Wikileaks Spawns New Blog (Don’t Forget Judge Garzon)

Wikileaks Spawns New Blog (Don’t Forget Judge Garzon)

And why not?  Assuming that the feds don’t catch up with this operation at this rate (by my calculation) we have more than four years of daily document dumps ahead of us.  From Foreign Policy, let’s welcome Wikileaked to the blogosphere.

Today’s highlights include more accounts of inebriated and otherwise less-than-sparkling eastern European and central Asian leaders.  (Material from these realms is quickly rising to the top of the stack of Wikileaks theater.)  Not yet covered by the folks at FP, nor any MSM outlets in the US: several AmEmbassy Madrid cables dealing with Spanish prosecutors/judges and their use of universal jurisdiction.  (The Guardian covers it here.)  In one cable the ambassador touches base with Spain’s chief prosecutor about the criminal case against top Bush administration officials relating to post-9/11 policies.

Scott Horton among others thinks these contacts inappropriate.  I’m no fan of the Bush era officials, but whatever the national interest means these days it probably includes fending off war crimes charges by foreign courts.  So I’m not so sure there’s a problem with US diplomats working the angles on this (which is not the same thing as saying that the charges are meritless, or even hoping that they fail).

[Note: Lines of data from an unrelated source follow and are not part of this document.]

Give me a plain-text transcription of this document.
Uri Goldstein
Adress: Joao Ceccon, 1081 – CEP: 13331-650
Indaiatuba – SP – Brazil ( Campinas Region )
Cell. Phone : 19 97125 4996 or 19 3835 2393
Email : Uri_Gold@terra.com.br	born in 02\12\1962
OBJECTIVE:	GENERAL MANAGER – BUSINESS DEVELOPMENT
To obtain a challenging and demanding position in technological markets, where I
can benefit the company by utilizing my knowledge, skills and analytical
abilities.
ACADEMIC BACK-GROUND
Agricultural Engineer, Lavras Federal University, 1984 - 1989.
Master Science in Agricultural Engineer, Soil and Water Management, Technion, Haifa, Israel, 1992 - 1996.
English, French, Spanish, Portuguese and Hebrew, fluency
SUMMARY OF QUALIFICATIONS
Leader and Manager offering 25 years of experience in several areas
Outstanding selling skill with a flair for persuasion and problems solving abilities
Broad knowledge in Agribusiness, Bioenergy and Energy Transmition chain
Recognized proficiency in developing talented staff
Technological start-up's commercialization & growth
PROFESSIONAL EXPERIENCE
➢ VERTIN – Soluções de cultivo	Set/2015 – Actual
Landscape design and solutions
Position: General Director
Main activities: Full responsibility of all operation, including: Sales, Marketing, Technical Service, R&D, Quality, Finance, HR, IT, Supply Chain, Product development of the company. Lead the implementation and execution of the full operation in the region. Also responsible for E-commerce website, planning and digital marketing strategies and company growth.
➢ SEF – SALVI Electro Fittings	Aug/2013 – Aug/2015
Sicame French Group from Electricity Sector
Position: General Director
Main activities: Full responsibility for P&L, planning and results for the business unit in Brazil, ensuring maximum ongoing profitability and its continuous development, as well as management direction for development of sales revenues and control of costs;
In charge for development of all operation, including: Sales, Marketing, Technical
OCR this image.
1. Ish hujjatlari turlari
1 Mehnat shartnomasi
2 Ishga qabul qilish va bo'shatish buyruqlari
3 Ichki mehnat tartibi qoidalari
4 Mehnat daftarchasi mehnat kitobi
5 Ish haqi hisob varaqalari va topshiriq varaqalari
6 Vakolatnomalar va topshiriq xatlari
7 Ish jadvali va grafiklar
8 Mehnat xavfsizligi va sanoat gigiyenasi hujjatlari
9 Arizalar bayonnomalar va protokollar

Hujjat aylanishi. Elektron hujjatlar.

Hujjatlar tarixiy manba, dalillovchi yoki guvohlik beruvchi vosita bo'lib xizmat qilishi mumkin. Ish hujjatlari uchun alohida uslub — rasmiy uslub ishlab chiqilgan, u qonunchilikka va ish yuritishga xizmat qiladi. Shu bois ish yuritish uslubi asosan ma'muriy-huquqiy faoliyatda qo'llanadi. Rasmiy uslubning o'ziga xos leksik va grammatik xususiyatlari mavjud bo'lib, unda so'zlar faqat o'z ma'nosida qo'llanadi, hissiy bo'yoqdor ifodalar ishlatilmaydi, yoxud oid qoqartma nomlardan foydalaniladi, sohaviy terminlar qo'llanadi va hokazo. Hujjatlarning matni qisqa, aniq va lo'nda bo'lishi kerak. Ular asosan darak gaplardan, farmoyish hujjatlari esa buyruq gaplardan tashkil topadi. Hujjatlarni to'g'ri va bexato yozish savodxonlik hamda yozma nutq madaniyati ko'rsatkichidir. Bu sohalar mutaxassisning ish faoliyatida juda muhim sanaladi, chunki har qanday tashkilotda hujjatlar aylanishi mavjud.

As interesting is the fact that Garzon & Co. agreed to open direct USG channels in the first place.  Some folks in Spain have a problem with that.  Americans would have a problem if the tables were turned:  imagine cables by foreign diplomats reporting conversations with federal judges and prosecutors.  But I bet such cables exist, reporting chatter at cocktail parties and over dinners of rubbery fish.  (There are cables being drafted by foreign diplomats at this moment on the Wikileaks controversy itself reporting diplomatic contacts with DOJ officials about a possible Assange indictment.)  As a descriptive matter, it’s another example of the disaggregation of the state:  where bilateral diplomacy used to be channeled through foreign offices, now it includes just about everybody.